Always a humanitarian who felt the results of racial prejudice while in China during the Boxer Rebellion in 1905 and the uprisings of 1927, Pearl Buck took up such causes as the suffering immigrants of New York City in the New York Times (November 16, 1954); India's fight for independence (she was one of the Mahatma Gandhi Memorial Foundation founders), and the Training School at Vineland, New Jersey, for the caring and treatment of the mentally ill.
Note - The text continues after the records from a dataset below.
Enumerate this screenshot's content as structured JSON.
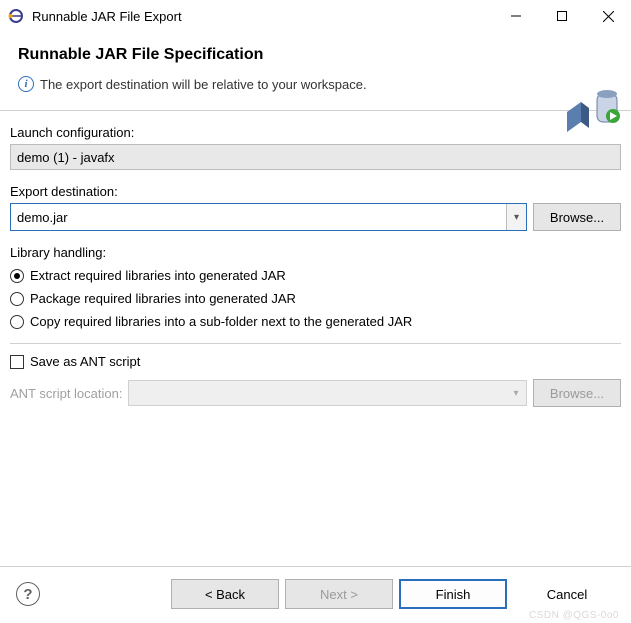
{
  "window": {
    "title": "Runnable JAR File Export"
  },
  "header": {
    "title": "Runnable JAR File Specification",
    "message": "The export destination will be relative to your workspace."
  },
  "launch": {
    "label": "Launch configuration:",
    "value": "demo (1) - javafx"
  },
  "export": {
    "label": "Export destination:",
    "value": "demo.jar",
    "browse": "Browse..."
  },
  "library": {
    "label": "Library handling:",
    "options": [
      "Extract required libraries into generated JAR",
      "Package required libraries into generated JAR",
      "Copy required libraries into a sub-folder next to the generated JAR"
    ],
    "selected": 0
  },
  "ant": {
    "checkbox_label": "Save as ANT script",
    "location_label": "ANT script location:",
    "browse": "Browse..."
  },
  "buttons": {
    "back": "< Back",
    "next": "Next >",
    "finish": "Finish",
    "cancel": "Cancel"
  },
  "watermark": "CSDN @QGS-0o0"
}
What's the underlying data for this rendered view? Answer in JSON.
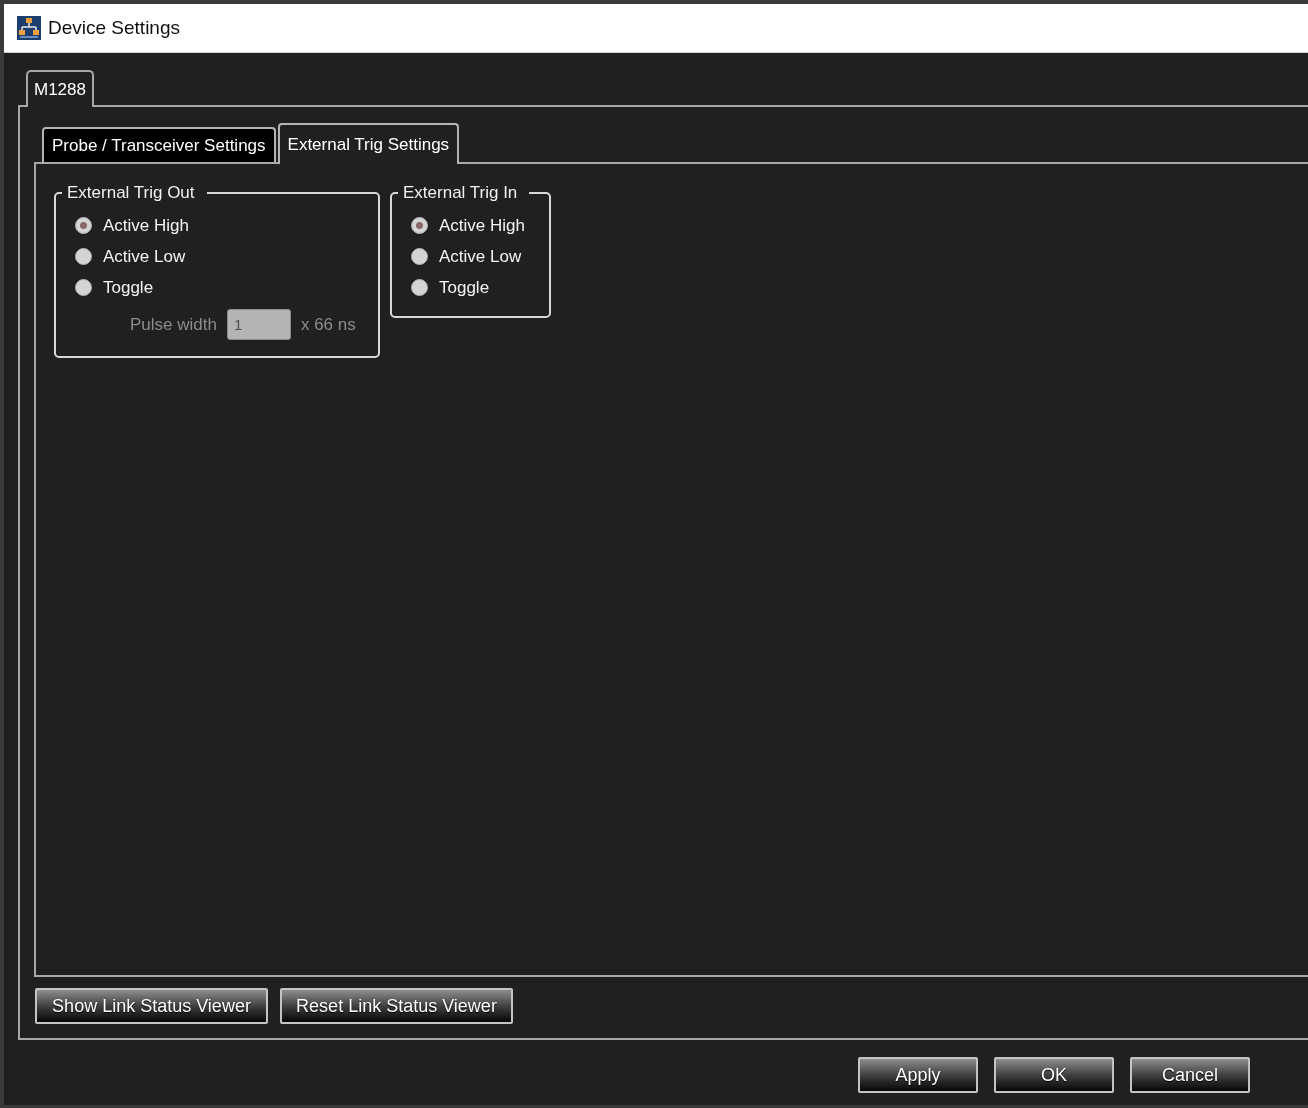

Miss Buck also served as a member of the national committee of the American Civil Liberties Union and often spoke out for intellectual freedom and against censorship.

But perhaps her greatest interest was in children. She was the author of a great many children's books, as well as articles on unwanted children and adoption. In 1949, she and her husband, Richard Walsh, founded Welcome Home, an adoption agency for children of Asian-American blood, especially children of servicemen who had served overseas.

Pearl S. Buck died March 6, 1973, in Danby, Vermont. In all, she was the author of over sixty books, touching sympathetically on many subjects. Especially after winning the Nobel Prize in 1938, her humanitarian preoccupations often suppressed the objective frankness of her earlier works. There are, however, moments of greatness in all of her works, and surely The Good Earth and the Nobel Prize biographies will stand as classics of literature for their simplicity of style and character portrayal.